Генерал садится за стол и начинает писать:
– Недели вам хватит?
– Больше мне не потребуется.
– Не хочу знать, что вы надумали, – продолжая писать, заявляет он. – Так что не будем об этом говорить. Я не стану сообщать в министерство, что вы покинули Тунис. А если они узнают, я им скажу, что я солдат, а не надзиратель. Но лгать не буду, вы меня слышите?
Леклерк заканчивает писать, дует на чернила и протягивает письмо мне. Это официальное разрешение подполковнику Пикару из Четвертого тунисского стрелкового полка покинуть страну по личным обстоятельствам, подписано генералом, командующим французскими войсками в Тунисе. Первая официальная помощь, которую мне предложили. У меня слезы стоят в глазах, но Леклерк делает вид, будто ничего не замечает.
Пассажирский паром на Марсель покидает Тунис в полдень следующего дня. Клерк в пароходной компании говорит мне – «с глубочайшим сожалением, полковник», – что все места уже заняты. Мне приходится два раза давать ему взятку – первую за предоставление двухместной каюты для меня одного, а вторую за то, что он не станет вписывать мое имя в пассажирский манифест. Ночую я в пансионе близ пристани и поднимаюсь на борт рано, одетый в гражданское платье. Несмотря на знойное африканское лето, я не могу оставаться на палубе, рискуя быть узнанным.
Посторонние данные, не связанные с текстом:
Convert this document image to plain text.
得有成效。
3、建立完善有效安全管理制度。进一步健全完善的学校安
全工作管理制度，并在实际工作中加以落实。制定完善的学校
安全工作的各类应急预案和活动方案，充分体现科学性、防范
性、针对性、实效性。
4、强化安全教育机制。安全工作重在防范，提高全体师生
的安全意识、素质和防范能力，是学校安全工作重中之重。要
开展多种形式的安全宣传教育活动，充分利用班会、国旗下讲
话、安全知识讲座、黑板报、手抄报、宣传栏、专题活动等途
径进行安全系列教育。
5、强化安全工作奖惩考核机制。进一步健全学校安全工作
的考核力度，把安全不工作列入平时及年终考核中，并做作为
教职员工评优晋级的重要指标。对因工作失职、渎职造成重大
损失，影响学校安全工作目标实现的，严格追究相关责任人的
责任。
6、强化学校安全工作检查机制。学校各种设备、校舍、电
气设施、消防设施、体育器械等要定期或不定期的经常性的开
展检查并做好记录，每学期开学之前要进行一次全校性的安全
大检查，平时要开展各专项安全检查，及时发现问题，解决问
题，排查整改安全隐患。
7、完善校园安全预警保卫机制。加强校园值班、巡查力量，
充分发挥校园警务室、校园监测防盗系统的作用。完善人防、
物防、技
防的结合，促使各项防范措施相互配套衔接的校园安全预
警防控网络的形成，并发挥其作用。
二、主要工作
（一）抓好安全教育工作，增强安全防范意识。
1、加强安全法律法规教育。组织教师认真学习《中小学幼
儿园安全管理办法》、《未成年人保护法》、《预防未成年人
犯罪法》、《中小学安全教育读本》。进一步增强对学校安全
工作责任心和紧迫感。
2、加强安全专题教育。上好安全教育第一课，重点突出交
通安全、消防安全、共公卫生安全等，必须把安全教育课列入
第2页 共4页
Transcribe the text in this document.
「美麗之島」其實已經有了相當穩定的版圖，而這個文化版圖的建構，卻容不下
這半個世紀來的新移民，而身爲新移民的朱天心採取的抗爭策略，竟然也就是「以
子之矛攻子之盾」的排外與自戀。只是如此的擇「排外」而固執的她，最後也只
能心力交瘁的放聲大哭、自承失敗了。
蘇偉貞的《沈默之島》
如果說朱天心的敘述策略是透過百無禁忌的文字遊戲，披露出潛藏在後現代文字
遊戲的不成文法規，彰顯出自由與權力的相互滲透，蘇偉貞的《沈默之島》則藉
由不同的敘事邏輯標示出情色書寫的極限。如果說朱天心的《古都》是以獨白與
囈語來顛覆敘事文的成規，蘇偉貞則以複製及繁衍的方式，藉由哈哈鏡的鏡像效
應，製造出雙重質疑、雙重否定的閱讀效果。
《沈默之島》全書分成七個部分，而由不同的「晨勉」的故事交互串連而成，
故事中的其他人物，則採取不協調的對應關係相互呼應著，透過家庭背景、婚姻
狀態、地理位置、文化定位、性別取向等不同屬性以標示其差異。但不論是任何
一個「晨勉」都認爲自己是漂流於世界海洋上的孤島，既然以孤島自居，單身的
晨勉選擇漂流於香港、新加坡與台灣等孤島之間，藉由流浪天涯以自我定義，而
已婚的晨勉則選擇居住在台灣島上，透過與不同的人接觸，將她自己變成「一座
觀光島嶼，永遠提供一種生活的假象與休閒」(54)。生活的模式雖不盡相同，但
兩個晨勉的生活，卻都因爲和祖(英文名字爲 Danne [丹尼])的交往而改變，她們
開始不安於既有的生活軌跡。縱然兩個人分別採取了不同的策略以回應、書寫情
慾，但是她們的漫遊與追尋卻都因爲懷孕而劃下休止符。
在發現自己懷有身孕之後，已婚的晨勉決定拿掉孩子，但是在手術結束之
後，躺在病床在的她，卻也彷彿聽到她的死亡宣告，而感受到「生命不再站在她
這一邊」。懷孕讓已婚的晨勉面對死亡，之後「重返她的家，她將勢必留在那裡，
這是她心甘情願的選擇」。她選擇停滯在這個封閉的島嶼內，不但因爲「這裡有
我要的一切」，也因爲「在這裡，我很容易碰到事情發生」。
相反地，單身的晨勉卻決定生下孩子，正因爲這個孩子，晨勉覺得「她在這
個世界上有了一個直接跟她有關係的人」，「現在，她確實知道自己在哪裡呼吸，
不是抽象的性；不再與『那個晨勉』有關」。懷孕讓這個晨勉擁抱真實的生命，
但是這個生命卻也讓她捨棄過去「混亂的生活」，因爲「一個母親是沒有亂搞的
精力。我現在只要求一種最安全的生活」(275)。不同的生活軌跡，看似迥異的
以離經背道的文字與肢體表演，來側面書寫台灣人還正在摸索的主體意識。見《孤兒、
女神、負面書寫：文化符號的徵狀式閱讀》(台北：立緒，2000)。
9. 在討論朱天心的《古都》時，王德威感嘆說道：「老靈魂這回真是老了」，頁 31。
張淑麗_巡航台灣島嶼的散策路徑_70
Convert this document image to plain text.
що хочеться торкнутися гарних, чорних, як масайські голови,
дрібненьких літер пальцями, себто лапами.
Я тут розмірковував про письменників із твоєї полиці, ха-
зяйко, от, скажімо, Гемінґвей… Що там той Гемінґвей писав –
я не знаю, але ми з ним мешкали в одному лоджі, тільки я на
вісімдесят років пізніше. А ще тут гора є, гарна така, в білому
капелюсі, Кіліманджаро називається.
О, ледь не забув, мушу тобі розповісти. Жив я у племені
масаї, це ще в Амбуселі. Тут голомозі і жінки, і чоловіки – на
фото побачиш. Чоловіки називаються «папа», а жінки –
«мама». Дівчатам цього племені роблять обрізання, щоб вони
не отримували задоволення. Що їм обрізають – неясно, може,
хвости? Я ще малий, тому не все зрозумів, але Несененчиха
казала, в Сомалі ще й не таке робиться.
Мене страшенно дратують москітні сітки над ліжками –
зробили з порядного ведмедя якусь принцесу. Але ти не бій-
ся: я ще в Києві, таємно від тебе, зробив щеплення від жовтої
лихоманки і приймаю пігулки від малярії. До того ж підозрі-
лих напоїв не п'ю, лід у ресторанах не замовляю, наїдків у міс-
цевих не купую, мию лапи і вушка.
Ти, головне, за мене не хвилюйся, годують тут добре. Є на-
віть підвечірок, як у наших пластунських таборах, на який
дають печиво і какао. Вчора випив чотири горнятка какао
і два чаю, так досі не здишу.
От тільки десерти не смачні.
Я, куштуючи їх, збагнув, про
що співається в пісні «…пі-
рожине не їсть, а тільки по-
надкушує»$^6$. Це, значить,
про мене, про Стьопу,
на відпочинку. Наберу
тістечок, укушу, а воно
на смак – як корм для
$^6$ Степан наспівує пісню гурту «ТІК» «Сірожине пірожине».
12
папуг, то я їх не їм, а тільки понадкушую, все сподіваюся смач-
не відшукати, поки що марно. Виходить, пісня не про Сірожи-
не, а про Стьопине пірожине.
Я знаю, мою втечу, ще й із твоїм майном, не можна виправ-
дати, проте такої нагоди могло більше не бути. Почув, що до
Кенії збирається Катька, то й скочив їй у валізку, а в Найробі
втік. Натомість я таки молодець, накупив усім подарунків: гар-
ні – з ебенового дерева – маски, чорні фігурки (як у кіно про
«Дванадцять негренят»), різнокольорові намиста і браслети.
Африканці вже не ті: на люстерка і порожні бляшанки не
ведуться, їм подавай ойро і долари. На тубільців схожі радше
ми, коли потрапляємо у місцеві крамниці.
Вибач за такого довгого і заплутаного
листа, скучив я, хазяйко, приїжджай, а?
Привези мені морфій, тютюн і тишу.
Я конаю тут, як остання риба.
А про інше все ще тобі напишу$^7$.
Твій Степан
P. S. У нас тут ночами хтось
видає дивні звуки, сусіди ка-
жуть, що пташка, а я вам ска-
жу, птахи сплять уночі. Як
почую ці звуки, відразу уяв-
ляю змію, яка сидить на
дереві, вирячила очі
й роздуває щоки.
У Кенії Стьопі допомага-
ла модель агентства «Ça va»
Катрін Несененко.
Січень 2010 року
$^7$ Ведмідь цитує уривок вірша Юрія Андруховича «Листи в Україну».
Поэтому спускаюсь в свою каюту, запираю дверь, раздеваюсь догола и, обливаясь потом, ложусь на нижнюю полку. Вспоминаю Дрейфуса и его описание того, как он оставался в каюте в течение четырех дней, после того как корабль бросил якорь у Чертова острова: «Мне пришлось ждать почти четыре дня в этой тропической жаре, запертым в камере, мне даже ни разу не разрешили подняться на палубу».
Когда начинают работать двигатели, в моей каюте стоит жара, как в турецкой бане. Мы отчаливаем, и я чувствую, что все кругом вибрирует. Смотрю в иллюминатор и вижу, как уплывает вдаль побережье Африки. И только когда мы выходим в открытое пространство и вокруг ничего, кроме голубизны Средиземного моря, я наворачиваю на поясницу полотенце, вызываю стюарда и прошу принести мне еду и выпивку.
В чемодан я положил русско-французский словарь и «Записки из подполья» Достоевского – книгу, которую уже начал переводить. Я полусижу на койке, две книги неустойчиво покоятся у меня на коленях, на животе бумага, в руке карандаш. Работа заставляет меня забыть обо всем, даже о жаре.
«Что же касается до моего личного мнения, то любить только одно благоденствие даже как-то и неприлично. Хорошо ли, дурно ли, но разломать иногда что-нибудь тоже очень приятно…»[52]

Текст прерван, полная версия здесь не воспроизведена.